Солдаты принесли убитого Постникова. Я видел впалый, перевязанный живот и пробитую голову. Пуля вошла в голову справа, прошла сквозь мозг и вылетела с другой стороны, разворотив половину черепа. Глаза трупа были раскрыты и испуганы.
Раскаленный от непрерывной стрельбы ствол автомата обжег мне руку и чуть не выпал из ладони. Уронить оружие – одна из самых опасных примет. Я всегда помнил об этом.
Отхаркиваясь, я кинулся в сторону, слыша за собой оглушающий грохот, который раздался над головой и словно накрыл со всех сторон треском.
Меня ошеломил удар. Я даже дышать не мог. Судорожно раскрывал рот и кривился от боли в спине. Мне казалось, что ранило осколками. Но крови не было. Я постарался как можно быстрее выбраться из-под обломков.
В момент самой большой опасности, когда все попытки уцелеть казались уже бесполезными, я всегда старался сделать что-нибудь неожиданное.
Я шел навстречу «чехам», замирая среди обломков. Очень медленно пробирался в направлении дома, из которого пробивались боевики.
Я сознавал, что делаю глупость и нарушаю все правила, которые знал. Я лез в ловушку.
Мне повезло, что в «зеленке» перед домом не оказалось «бородатых». Я влез в окно и осторожно двинулся через дом.
Я вошел в комнату, шагнул в сторону, остановился и замер, прижавшись к стене спиной. Вокруг валялись скоманные одеяла, грязные бинты и стрелянные гильзы. Весь пол был залит свежей кровью.

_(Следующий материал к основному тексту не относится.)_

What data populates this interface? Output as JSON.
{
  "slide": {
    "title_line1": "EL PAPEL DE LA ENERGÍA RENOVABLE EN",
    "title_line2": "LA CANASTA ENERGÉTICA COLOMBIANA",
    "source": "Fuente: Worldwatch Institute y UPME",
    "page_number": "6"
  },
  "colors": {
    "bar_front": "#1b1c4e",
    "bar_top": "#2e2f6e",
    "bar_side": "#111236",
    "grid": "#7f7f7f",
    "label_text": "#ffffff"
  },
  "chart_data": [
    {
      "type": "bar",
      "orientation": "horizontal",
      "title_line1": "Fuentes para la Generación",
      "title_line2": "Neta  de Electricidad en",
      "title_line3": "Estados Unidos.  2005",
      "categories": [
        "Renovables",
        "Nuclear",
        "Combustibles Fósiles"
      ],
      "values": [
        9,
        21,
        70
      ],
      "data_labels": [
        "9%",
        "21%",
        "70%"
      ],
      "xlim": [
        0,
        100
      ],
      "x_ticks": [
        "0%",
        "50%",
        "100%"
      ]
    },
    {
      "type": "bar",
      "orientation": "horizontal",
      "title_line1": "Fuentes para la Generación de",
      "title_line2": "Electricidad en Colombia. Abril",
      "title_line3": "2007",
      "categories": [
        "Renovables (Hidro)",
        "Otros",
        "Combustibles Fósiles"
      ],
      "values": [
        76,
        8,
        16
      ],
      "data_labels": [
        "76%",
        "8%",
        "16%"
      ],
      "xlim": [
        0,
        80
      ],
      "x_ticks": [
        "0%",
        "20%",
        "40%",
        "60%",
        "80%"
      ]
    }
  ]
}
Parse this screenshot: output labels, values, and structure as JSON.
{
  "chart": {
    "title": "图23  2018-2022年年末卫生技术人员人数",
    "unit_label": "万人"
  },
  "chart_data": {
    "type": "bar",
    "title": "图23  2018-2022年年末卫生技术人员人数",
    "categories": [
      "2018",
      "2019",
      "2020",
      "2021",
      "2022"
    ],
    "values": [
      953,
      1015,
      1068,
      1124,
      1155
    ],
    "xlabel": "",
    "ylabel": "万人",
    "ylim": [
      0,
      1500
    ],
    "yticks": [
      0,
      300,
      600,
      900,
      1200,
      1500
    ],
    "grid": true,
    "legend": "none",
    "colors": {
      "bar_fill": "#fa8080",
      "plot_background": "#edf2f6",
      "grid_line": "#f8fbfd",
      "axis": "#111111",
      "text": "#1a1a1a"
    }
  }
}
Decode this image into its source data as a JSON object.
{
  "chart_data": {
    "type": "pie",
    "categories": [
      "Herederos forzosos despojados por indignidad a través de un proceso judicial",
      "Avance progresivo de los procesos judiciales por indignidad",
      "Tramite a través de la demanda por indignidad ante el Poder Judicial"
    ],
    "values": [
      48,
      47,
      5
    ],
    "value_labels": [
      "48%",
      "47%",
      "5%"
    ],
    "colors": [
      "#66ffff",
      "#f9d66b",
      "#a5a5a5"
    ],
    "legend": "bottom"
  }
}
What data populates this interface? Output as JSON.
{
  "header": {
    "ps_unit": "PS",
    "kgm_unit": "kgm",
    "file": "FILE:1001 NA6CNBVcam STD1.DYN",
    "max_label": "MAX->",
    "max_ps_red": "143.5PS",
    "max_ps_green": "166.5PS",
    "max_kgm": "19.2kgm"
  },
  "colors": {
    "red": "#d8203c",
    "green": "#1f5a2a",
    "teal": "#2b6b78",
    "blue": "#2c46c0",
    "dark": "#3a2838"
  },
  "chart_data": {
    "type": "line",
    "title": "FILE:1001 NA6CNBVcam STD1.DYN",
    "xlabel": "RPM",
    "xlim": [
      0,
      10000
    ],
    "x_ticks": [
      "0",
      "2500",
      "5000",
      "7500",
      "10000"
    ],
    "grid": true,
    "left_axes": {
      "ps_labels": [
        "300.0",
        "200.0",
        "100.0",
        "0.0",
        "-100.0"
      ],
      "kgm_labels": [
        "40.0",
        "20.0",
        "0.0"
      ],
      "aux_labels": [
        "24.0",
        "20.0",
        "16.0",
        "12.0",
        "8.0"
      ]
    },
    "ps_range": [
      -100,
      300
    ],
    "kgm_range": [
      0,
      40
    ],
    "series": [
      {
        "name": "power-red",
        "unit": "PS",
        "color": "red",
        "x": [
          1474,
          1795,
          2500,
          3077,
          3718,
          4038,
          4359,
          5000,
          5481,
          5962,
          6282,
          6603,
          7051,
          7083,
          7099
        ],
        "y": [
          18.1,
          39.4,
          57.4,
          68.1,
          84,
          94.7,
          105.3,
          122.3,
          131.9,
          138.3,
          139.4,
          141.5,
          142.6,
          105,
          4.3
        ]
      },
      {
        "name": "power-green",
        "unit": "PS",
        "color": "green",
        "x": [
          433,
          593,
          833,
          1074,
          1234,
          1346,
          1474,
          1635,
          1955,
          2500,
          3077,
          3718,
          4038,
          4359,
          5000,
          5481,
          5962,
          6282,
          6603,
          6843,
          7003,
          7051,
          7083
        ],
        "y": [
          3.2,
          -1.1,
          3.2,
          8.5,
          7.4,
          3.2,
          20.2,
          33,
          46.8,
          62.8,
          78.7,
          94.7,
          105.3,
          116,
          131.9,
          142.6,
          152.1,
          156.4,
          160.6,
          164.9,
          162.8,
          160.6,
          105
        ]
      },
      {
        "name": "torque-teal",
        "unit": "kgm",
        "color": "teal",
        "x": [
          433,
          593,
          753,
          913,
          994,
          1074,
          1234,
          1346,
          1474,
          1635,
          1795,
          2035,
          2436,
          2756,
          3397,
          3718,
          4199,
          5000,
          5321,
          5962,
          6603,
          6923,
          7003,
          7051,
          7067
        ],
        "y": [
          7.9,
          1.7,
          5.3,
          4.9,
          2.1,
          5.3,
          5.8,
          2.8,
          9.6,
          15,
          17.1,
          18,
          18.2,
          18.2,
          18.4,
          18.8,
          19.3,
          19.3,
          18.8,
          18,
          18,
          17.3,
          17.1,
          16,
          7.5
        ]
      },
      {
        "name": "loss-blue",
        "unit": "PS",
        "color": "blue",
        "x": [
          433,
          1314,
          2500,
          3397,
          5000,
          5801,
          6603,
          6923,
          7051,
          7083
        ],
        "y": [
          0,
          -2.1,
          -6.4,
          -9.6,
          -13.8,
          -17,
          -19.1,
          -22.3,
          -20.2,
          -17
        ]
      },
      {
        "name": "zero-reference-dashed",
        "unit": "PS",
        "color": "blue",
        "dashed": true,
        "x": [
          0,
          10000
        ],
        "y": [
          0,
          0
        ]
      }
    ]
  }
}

Один из солдат висел на двери, прибитый к ней гвоздями. Второй лежал рядом, его конечности были отрублены.
У висевшего Дорожкина была снесена половина черепа и розовел застывший мозг.
Детинину отрезали руки и ноги и перетянули веревками, чтобы он не умер от потери крови. Отрезанные конечности аккуратно сложили рядом с ним. Детинин был еще жив и тихо стонал, закрыв глаза.
На меня нашла неудержимая рвота. Я корчился и давился блевотиной. Опустившись на колени, я оперся руками о пол. Я не мог отдышаться несколько минут. Затем медленно поднялся.
Прислонившись плечом к стене, я ощутил, как меня затрясло от злости. Было очень сложно удержаться на месте и я побежал в сторону, где раздавались очереди.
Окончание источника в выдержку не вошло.